BRASÍLIA, Brasil (AP) – O brasileiro Luiz Inácio Lula da Silva foi empossado como presidente no domingo, assumindo o cargo pela terceira vez depois de frustrar a tentativa de reeleição de Jair Bolsonaro.
Seu retorno ao poder marca o ápice de um retorno político que está emocionando apoiadores e enfurecendo oponentes em uma nação ferozmente polarizada.
“Nossa mensagem para o Brasil é de esperança e reconstrução”, disse Lula em discurso na Câmara dos Deputados após assinar o documento que o institui formalmente como presidente. “O grande edifício de direitos, soberania e desenvolvimento que esta nação construiu foi sistematicamente demolido nos últimos anos. E para reerguer este edifício, vamos direcionar todos os nossos esforços.”

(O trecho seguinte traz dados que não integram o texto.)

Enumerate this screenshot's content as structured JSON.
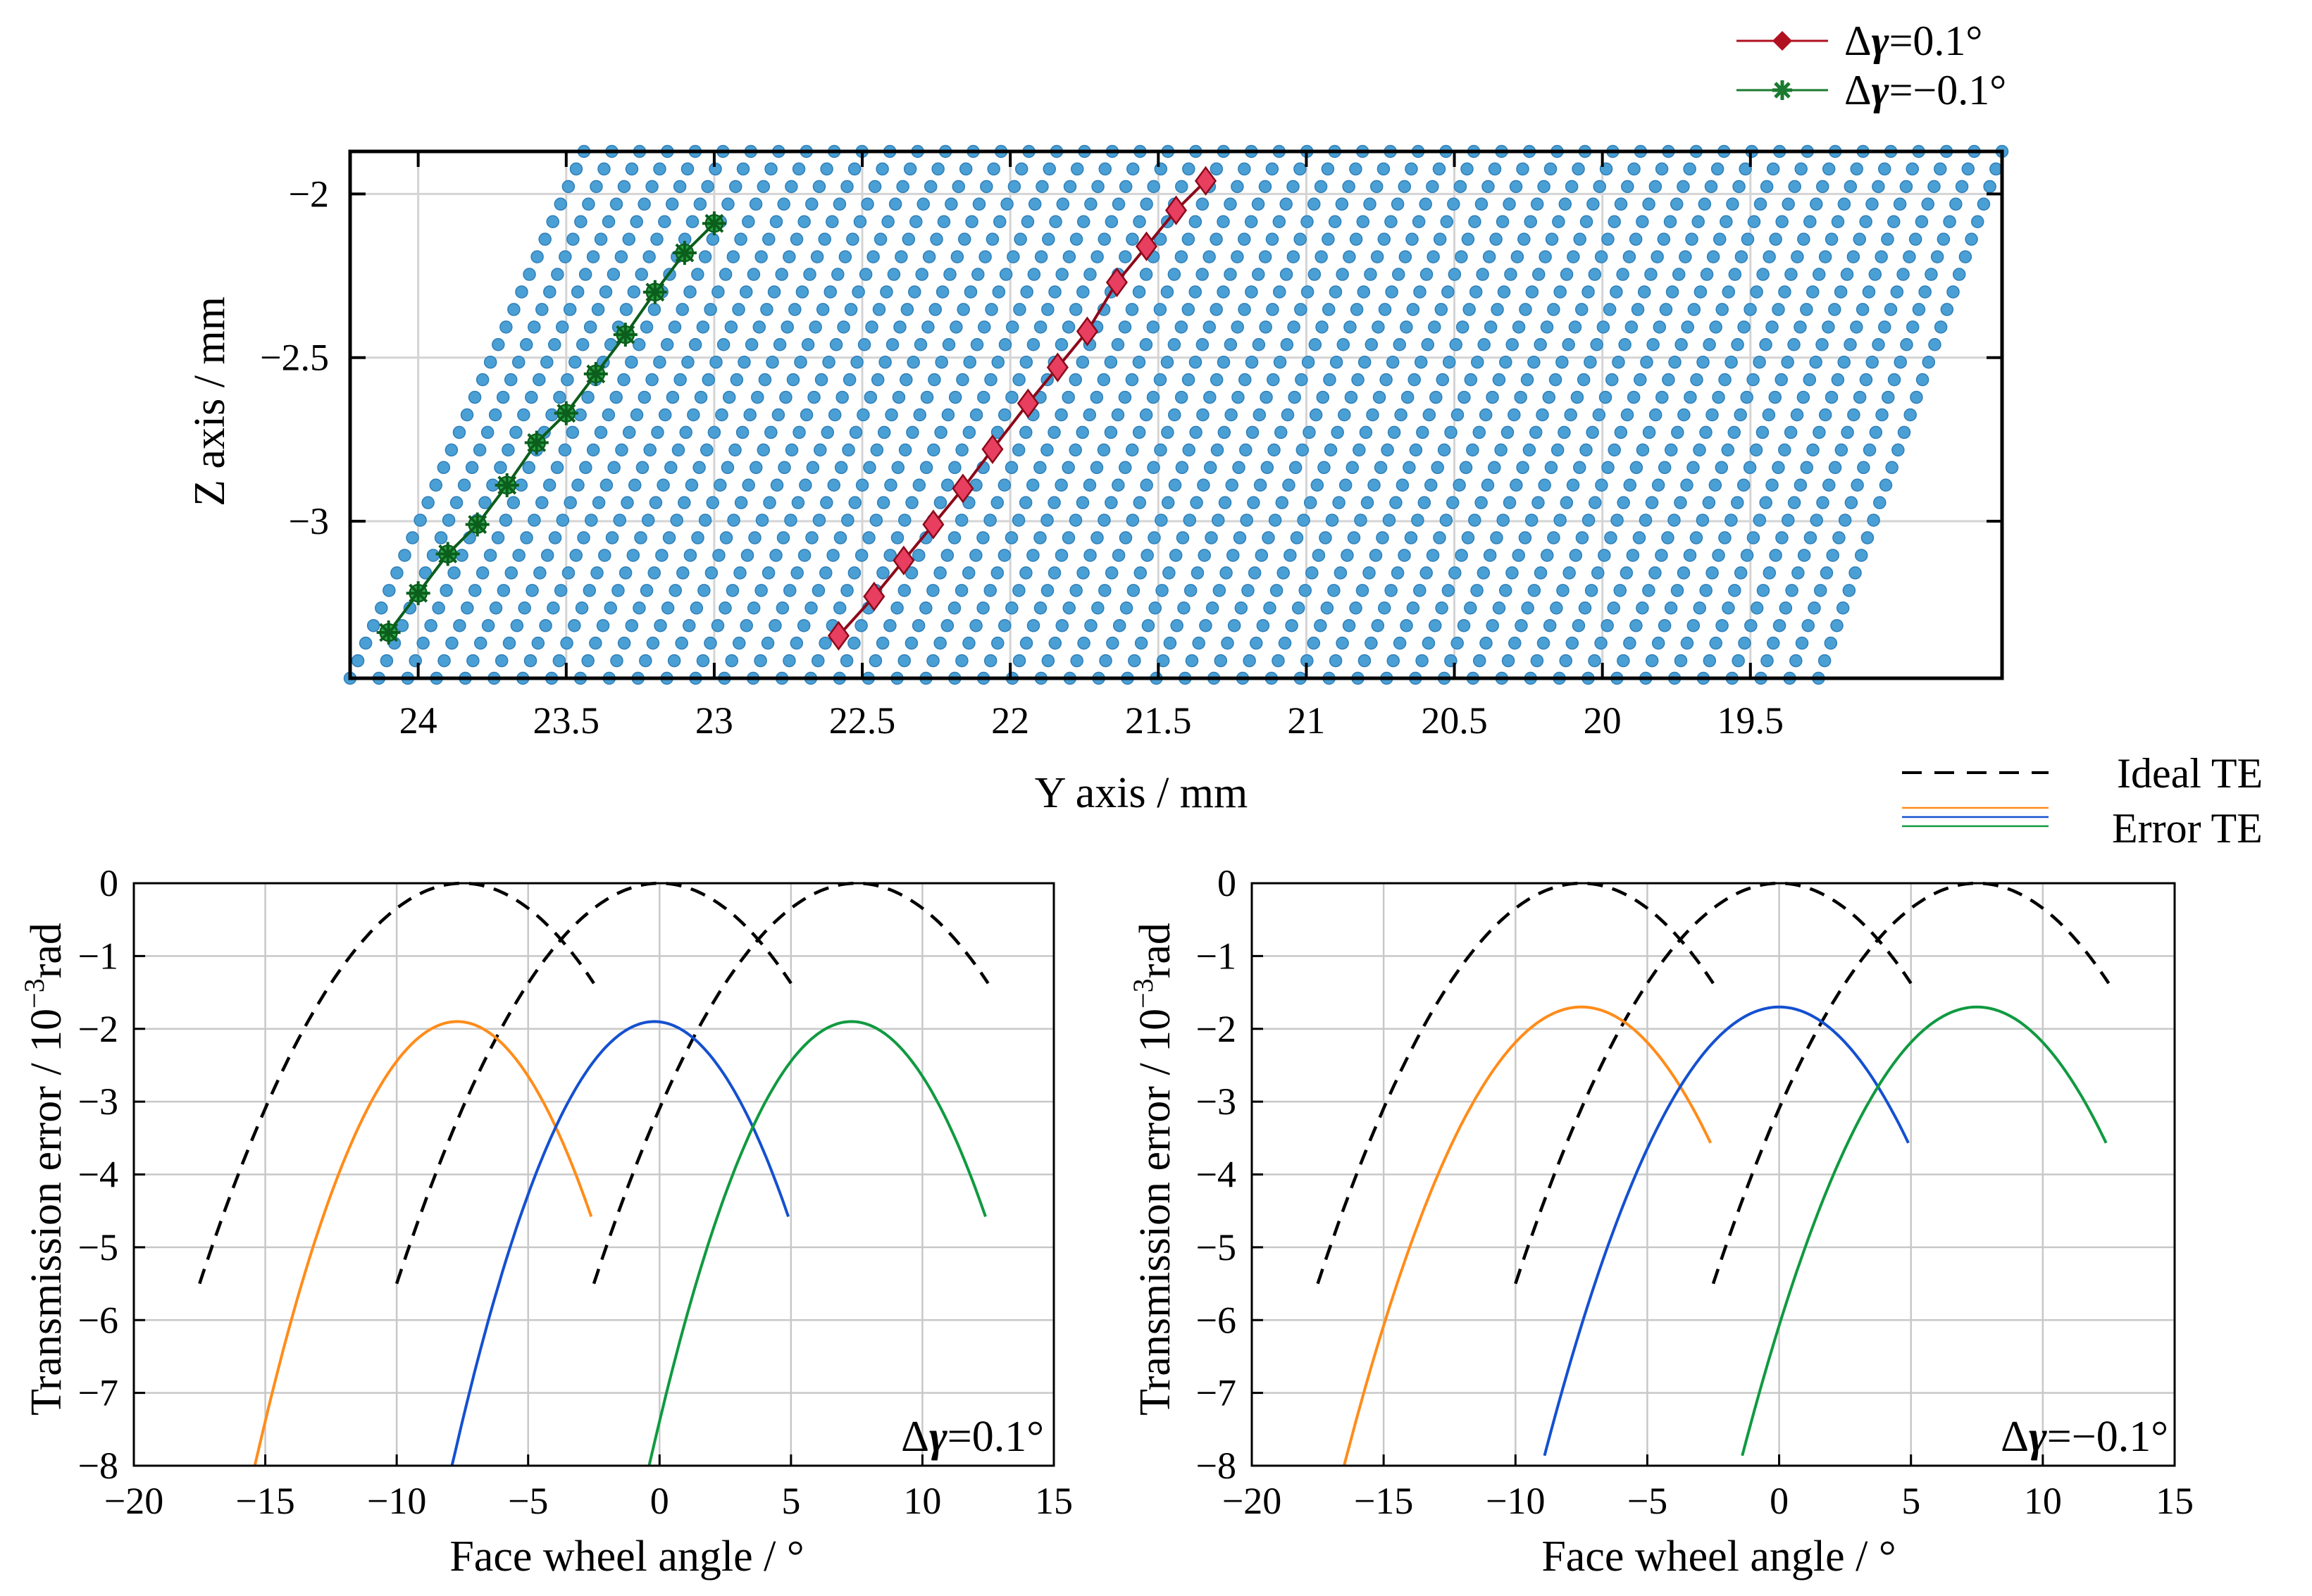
{
  "chart_data": [
    {
      "type": "scatter",
      "title": "",
      "xlabel": "Y axis / mm",
      "ylabel": "Z axis / mm",
      "xlim": [
        24.23,
        18.65
      ],
      "ylim": [
        -3.48,
        -1.87
      ],
      "x_ticks": [
        24,
        23.5,
        23,
        22.5,
        22,
        21.5,
        21,
        20.5,
        20,
        19.5
      ],
      "x_tick_labels": [
        "24",
        "23.5",
        "23",
        "22.5",
        "22",
        "21.5",
        "21",
        "20.5",
        "20",
        "19.5"
      ],
      "y_ticks": [
        -2,
        -2.5,
        -3
      ],
      "y_tick_labels": [
        "−2",
        "−2.5",
        "−3"
      ],
      "grid": true,
      "legend_position": "top-right-outside",
      "grid_points": {
        "color": "#4a9fd4",
        "edge_color": "#2f7fb8",
        "columns": 52,
        "rows": 31,
        "bottom_z": -3.48,
        "top_z": -1.87,
        "bottom_left_y": 24.23,
        "bottom_right_y": 19.27,
        "top_left_y": 23.44,
        "top_right_y": 18.65
      },
      "series": [
        {
          "name": "Δγ=0.1°",
          "label_delta": "Δ",
          "label_gamma": "γ",
          "label_value": "=0.1°",
          "color": "#e83e5f",
          "line_color": "#8b0a1a",
          "legend_color": "#b01020",
          "marker": "diamond",
          "y": [
            22.58,
            22.46,
            22.36,
            22.26,
            22.16,
            22.06,
            21.94,
            21.84,
            21.74,
            21.64,
            21.54,
            21.44,
            21.34
          ],
          "z": [
            -3.35,
            -3.23,
            -3.12,
            -3.01,
            -2.9,
            -2.78,
            -2.64,
            -2.53,
            -2.42,
            -2.27,
            -2.16,
            -2.05,
            -1.96
          ]
        },
        {
          "name": "Δγ=−0.1°",
          "label_delta": "Δ",
          "label_gamma": "γ",
          "label_value": "=−0.1°",
          "color": "#2ea84a",
          "line_color": "#0c5e1c",
          "legend_color": "#1a7a30",
          "marker": "star",
          "y": [
            24.1,
            24.0,
            23.9,
            23.8,
            23.7,
            23.6,
            23.5,
            23.4,
            23.3,
            23.2,
            23.1,
            23.0
          ],
          "z": [
            -3.34,
            -3.22,
            -3.1,
            -3.01,
            -2.89,
            -2.76,
            -2.67,
            -2.55,
            -2.43,
            -2.3,
            -2.18,
            -2.09
          ]
        }
      ]
    },
    {
      "type": "line",
      "title": "",
      "xlabel": "Face wheel angle / °",
      "ylabel_prefix": "Transmission error / 10",
      "ylabel_sup": "−3",
      "ylabel_suffix": "rad",
      "annotation_delta": "Δ",
      "annotation_gamma": "γ",
      "annotation_value": "=0.1°",
      "xlim": [
        -20,
        15
      ],
      "ylim": [
        -8,
        0
      ],
      "x_ticks": [
        -20,
        -15,
        -10,
        -5,
        0,
        5,
        10,
        15
      ],
      "x_tick_labels": [
        "−20",
        "−15",
        "−10",
        "−5",
        "0",
        "5",
        "10",
        "15"
      ],
      "y_ticks": [
        0,
        -1,
        -2,
        -3,
        -4,
        -5,
        -6,
        -7,
        -8
      ],
      "y_tick_labels": [
        "0",
        "−1",
        "−2",
        "−3",
        "−4",
        "−5",
        "−6",
        "−7",
        "−8"
      ],
      "grid": true,
      "ideal_series": [
        {
          "name": "Ideal TE",
          "center": -7.5,
          "x_start": -17.5,
          "x_end": -2.5,
          "peak": 0,
          "curvature": 0.055,
          "color": "#000000",
          "dashed": true
        },
        {
          "name": "Ideal TE",
          "center": 0,
          "x_start": -10,
          "x_end": 5,
          "peak": 0,
          "curvature": 0.055,
          "color": "#000000",
          "dashed": true
        },
        {
          "name": "Ideal TE",
          "center": 7.5,
          "x_start": -2.5,
          "x_end": 12.5,
          "peak": 0,
          "curvature": 0.055,
          "color": "#000000",
          "dashed": true
        }
      ],
      "error_series": [
        {
          "name": "Error TE",
          "center": -7.7,
          "x_start": -15.4,
          "x_end": -2.6,
          "peak": -1.9,
          "curvature": 0.103,
          "color": "#ff8c1a"
        },
        {
          "name": "Error TE",
          "center": -0.2,
          "x_start": -7.9,
          "x_end": 4.9,
          "peak": -1.9,
          "curvature": 0.103,
          "color": "#1450d0"
        },
        {
          "name": "Error TE",
          "center": 7.3,
          "x_start": -0.4,
          "x_end": 12.4,
          "peak": -1.9,
          "curvature": 0.103,
          "color": "#109a40"
        }
      ]
    },
    {
      "type": "line",
      "title": "",
      "xlabel": "Face wheel angle / °",
      "ylabel_prefix": "Transmission error / 10",
      "ylabel_sup": "−3",
      "ylabel_suffix": "rad",
      "annotation_delta": "Δ",
      "annotation_gamma": "γ",
      "annotation_value": "=−0.1°",
      "xlim": [
        -20,
        15
      ],
      "ylim": [
        -8,
        0
      ],
      "x_ticks": [
        -20,
        -15,
        -10,
        -5,
        0,
        5,
        10,
        15
      ],
      "x_tick_labels": [
        "−20",
        "−15",
        "−10",
        "−5",
        "0",
        "5",
        "10",
        "15"
      ],
      "y_ticks": [
        0,
        -1,
        -2,
        -3,
        -4,
        -5,
        -6,
        -7,
        -8
      ],
      "y_tick_labels": [
        "0",
        "−1",
        "−2",
        "−3",
        "−4",
        "−5",
        "−6",
        "−7",
        "−8"
      ],
      "grid": true,
      "ideal_series": [
        {
          "name": "Ideal TE",
          "center": -7.5,
          "x_start": -17.5,
          "x_end": -2.5,
          "peak": 0,
          "curvature": 0.055,
          "color": "#000000",
          "dashed": true
        },
        {
          "name": "Ideal TE",
          "center": 0,
          "x_start": -10,
          "x_end": 5,
          "peak": 0,
          "curvature": 0.055,
          "color": "#000000",
          "dashed": true
        },
        {
          "name": "Ideal TE",
          "center": 7.5,
          "x_start": -2.5,
          "x_end": 12.5,
          "peak": 0,
          "curvature": 0.055,
          "color": "#000000",
          "dashed": true
        }
      ],
      "error_series": [
        {
          "name": "Error TE",
          "center": -7.5,
          "x_start": -16.5,
          "x_end": -2.6,
          "peak": -1.7,
          "curvature": 0.0778,
          "color": "#ff8c1a"
        },
        {
          "name": "Error TE",
          "center": 0,
          "x_start": -8.9,
          "x_end": 4.9,
          "peak": -1.7,
          "curvature": 0.0778,
          "color": "#1450d0"
        },
        {
          "name": "Error TE",
          "center": 7.5,
          "x_start": -1.4,
          "x_end": 12.4,
          "peak": -1.7,
          "curvature": 0.0778,
          "color": "#109a40"
        }
      ]
    }
  ],
  "te_legend": {
    "ideal_label": "Ideal TE",
    "error_label": "Error TE",
    "ideal_color": "#000000",
    "error_colors": [
      "#ff8c1a",
      "#1450d0",
      "#109a40"
    ]
  }
}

Domingo à tarde, na principal esplanada de Brasília, a festa estava rolando. Dezenas de milhares de apoiadores vestidos com o vermelho do Partido dos Trabalhadores de Lula comemoraram após sua posse. Eles também comemoraram quando o presidente disse que enviaria um relatório sobre a presidência de Bolsonaro às autoridades que poderiam investigar o líder de extrema direita com base em sua descobertas.
É improvável que a presidência de Lula seja como seus dois mandatos anteriores, após a corrida presidencial mais acirrada em mais de três décadas no Brasil e a resistência de alguns de seus oponentes à sua posse, dizem analistas políticos.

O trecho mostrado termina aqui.